Antarctica 2012: Summits On Vinson!

16 06 descent

Yesterday was a busy one on the highest peak in Antarctica as teams claimed the first summits of the season on Mt. Vinson. The remote peak stands 4892 meters (16,050 ft) in height but challenges climbers with its high winds and often brutally cold temperatures. That wasn’t the case yesterday however, where improved conditions made for an almost perfect day for climbing.
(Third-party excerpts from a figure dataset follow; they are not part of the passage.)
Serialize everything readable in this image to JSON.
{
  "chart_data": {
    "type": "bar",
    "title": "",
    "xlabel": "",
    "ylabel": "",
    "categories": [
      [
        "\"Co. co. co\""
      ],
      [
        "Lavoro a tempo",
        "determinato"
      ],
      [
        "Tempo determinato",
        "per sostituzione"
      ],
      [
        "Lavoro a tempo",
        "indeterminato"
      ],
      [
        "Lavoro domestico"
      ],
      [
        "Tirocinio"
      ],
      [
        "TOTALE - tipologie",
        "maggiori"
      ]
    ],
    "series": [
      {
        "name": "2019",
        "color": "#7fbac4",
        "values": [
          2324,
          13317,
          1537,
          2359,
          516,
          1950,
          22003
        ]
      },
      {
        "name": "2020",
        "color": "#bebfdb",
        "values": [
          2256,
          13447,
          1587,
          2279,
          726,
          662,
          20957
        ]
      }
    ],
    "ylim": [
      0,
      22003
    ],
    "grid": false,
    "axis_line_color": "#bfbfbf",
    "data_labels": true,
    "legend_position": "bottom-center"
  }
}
The Berg Adventures squad was amongst the first to reach the top, putting several team members on the summit. They arrived on top at about 3:25 PM local time, after taking about six hours to complete the ascent from High Camp. Their route took them up the steeper west side of the mountain, which is more demanding, but made for a quicker climb in the near-perfect conditions. The BA team estimates that there were approximately 24 total climbers from all teams that topped out in this first push. The climbers are now safely back in High Camp and should complete their descent today.

The Adventure Consultants team put two climbers on the summit as well, taking 9.5 hours to make the round trip from HC to the top and back. Their post-climb dispatch says that temperatures were a balmy -20ºC/-4ºF on the summit, which is relatively warm for Vinson. The climbers will descend back to Base Camp today where they expect to hop an ALE flight to Union Glacier where they’ll await word on the return trip to Punta Arenas, weather permitting.

Finally, the IMG team also completed their climb of Vinson yesterday, taking roughly 10 hours to go from High Camp to the summit and back. By all accounts it was a text book climb, with guides making good decisions about when to go up and the entire team executing the plan to perfection. They’re safely back in HC as well and will complete the descent back to BC today.

This pretty much wraps up the first round of climbs on Vinson but there will be more to come over the next few weeks. Considering the mountain is one of the Seven Summits, it is a milestone climb for anyone considering an attempt on all of those mountains. The window for making that climb is fairly narrow each year, so I would expect similar reports from other climbing teams through the end of December.

Congratulations to all of the climbers who topped out yesterday. Well done!